“We can not be surprised that Russia goes so far”

Even in war, there are rules. Some belligerents tend to respect them, others don’t care. We knew that Russia had not been shy in recent years to attack civilians. There had been Chechnya, Georgia and Syria. NATO had moreover announced that the Alliance would not intervene to chase the Russian army from Ukrainian territory. Can the West really be surprised to discover that Vladimir Putin’s troops kill, rape and destroy as they see fit? Or is there not a form of hypocrisy here?

Last week, as Western countries united in denouncing the abuses committed in Boutcha, a suburb of kyiv, US President Joe Biden recalled that he had already called his Russian counterpart a “war criminal”. No surprise, therefore, to discover what the Russian high command is capable of, he hinted.

“This guy is brutal, what is happening in Boutcha is scandalous, and everyone has seen it,” said the American president, before asking that Vladimir Putin “be accountable”.

“We can’t really be surprised that Russia goes that far,” analyzes François Audet, professor at UQAM and director of the Institute of International Studies in Montreal. Especially after the Russian military was frustrated in its desire to bring down kyiv in days.

“They have become what they have been in recent history and what they are elsewhere in the world by attacking civilians, social infrastructure, health and humanitarian systems as means to demoralize the population and win the war”, continues the ex-humanitarian.

chaotic command

We could therefore suspect that they would go so far. “But that it happened at the start of the conflict, it’s still surprising,” said Viktor Konstantynov, professor at Taras Shevchenko University in kyiv, where he is still. I knew there would be civilian casualties, but it is a shock to discover the scale of the atrocities and to learn that civilians were deliberately targeted. »

With the arrival of foreign fighters from Syria and Chechnya, the Russian military command is becoming more chaotic, underlines François Audet. “It should come as no surprise that in an international call for war, the military hierarchy is no longer respected as in a system where the rules of law are followed. »

Rules of law to which Western democracies and their populations are accustomed to responding, adds the academic. “And there, we are faced with a State that does not live by the rules of law and whose intentions are literally aimed at decapitating this system of law [en Ukraine]. » With the consequences which follow and which flout the promises of « never again ».

For Christian Nadeau, professor of political philosophy at the University of Montreal, if there is a hypocrisy of the West, it is rather in the fact of having led NATO to the borders of Russia. “And in this staging of sanctions which, so far, are relatively superficial compared to the real effort to withdraw completely from buying Russian gas [particulièrement par les pays européens, dont l’Allemagne] “, he underlines.

Red line

If the Mariupols, Buchas, Kramatorsk and other theaters of horror continued to accumulate, or if Russia were to use tactical nuclear weapons or chemical weapons in Ukraine, would the moral pressure on the West become untenable point that it would lead to military intervention? “No, breathes Viktor Konstantynov. If Western countries had wanted to participate in this war, they would have already had enough reasons to join the fight. No one here is waiting for the cavalry to come and save them. »

François Audet recalls in this respect that in 2012 the American president at the time, Barack Obama, had drawn a red line by threatening the Syrian regime of Bashar al-Assad with “enormous consequences” if it used chemical weapons against his population.

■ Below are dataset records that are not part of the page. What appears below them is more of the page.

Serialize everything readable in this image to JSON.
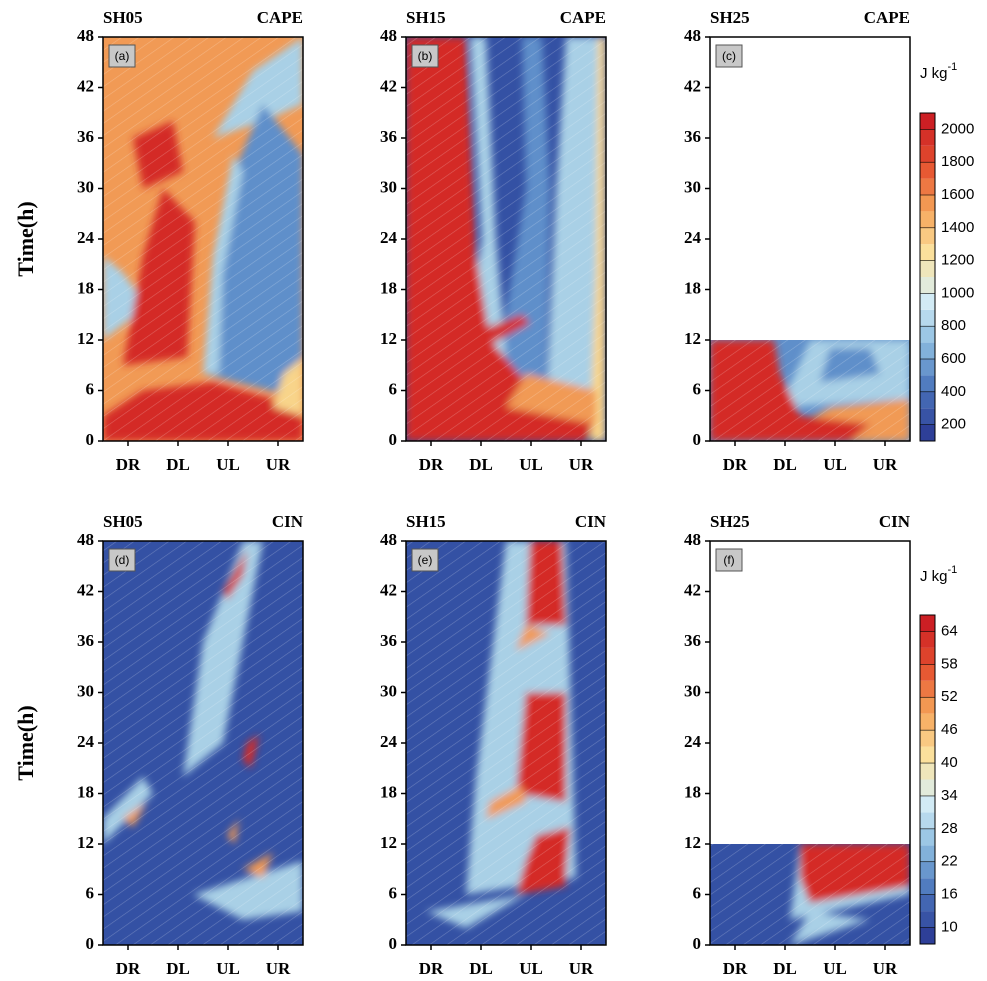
{
  "ylabel": "Time(h)",
  "ylim": [
    0,
    48
  ],
  "yticks": [
    0,
    6,
    12,
    18,
    24,
    30,
    36,
    42,
    48
  ],
  "categories": [
    "DR",
    "DL",
    "UL",
    "UR"
  ],
  "panels": [
    {
      "run": "SH05",
      "field": "CAPE",
      "tag": "(a)"
    },
    {
      "run": "SH15",
      "field": "CAPE",
      "tag": "(b)"
    },
    {
      "run": "SH25",
      "field": "CAPE",
      "tag": "(c)"
    },
    {
      "run": "SH05",
      "field": "CIN",
      "tag": "(d)"
    },
    {
      "run": "SH15",
      "field": "CIN",
      "tag": "(e)"
    },
    {
      "run": "SH25",
      "field": "CIN",
      "tag": "(f)"
    }
  ],
  "colorbars": [
    {
      "unit": "J kg",
      "unit_sup": "-1",
      "range": [
        100,
        2100
      ],
      "ticks": [
        200,
        400,
        600,
        800,
        1000,
        1200,
        1400,
        1600,
        1800,
        2000
      ]
    },
    {
      "unit": "J kg",
      "unit_sup": "-1",
      "range": [
        7,
        67
      ],
      "ticks": [
        10,
        16,
        22,
        28,
        34,
        40,
        46,
        52,
        58,
        64
      ]
    }
  ]
}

However, chemical weapons had been used, and no intervention had taken place. No matter what happens in Ukraine, “I don’t feel like the West is going to go beyond what they are doing now by supporting Ukraine militarily and hitting Russia’s economic heart “, says the political scientist.

It should therefore not be surprising if other mass graves are uncovered or if other attacks against civilians occur, warns François Audet. Violations of the laws of war that could, once again, take place with impunity, since the chances of Russian leaders being brought before international justice are relatively slim.

Even if Putin and his collaborators are never arrested and the courtroom of the International Criminal Court remains empty, the two academics believe that the documentation effort is not in vain. “If there has been a crime, there should be a possible moral and legal response,” says Christian Nadeau. The political elites, what interests them first and foremost, is that it is part of a panorama of warlike rhetoric. But it’s not there [que résident] the promises of international law. »

From kyiv, Viktor Konstantynov says he hopes the conflict will end quickly with as few casualties as possible. A wish that looks like a mirage. “Even I don’t trust my hope anymore,” he says.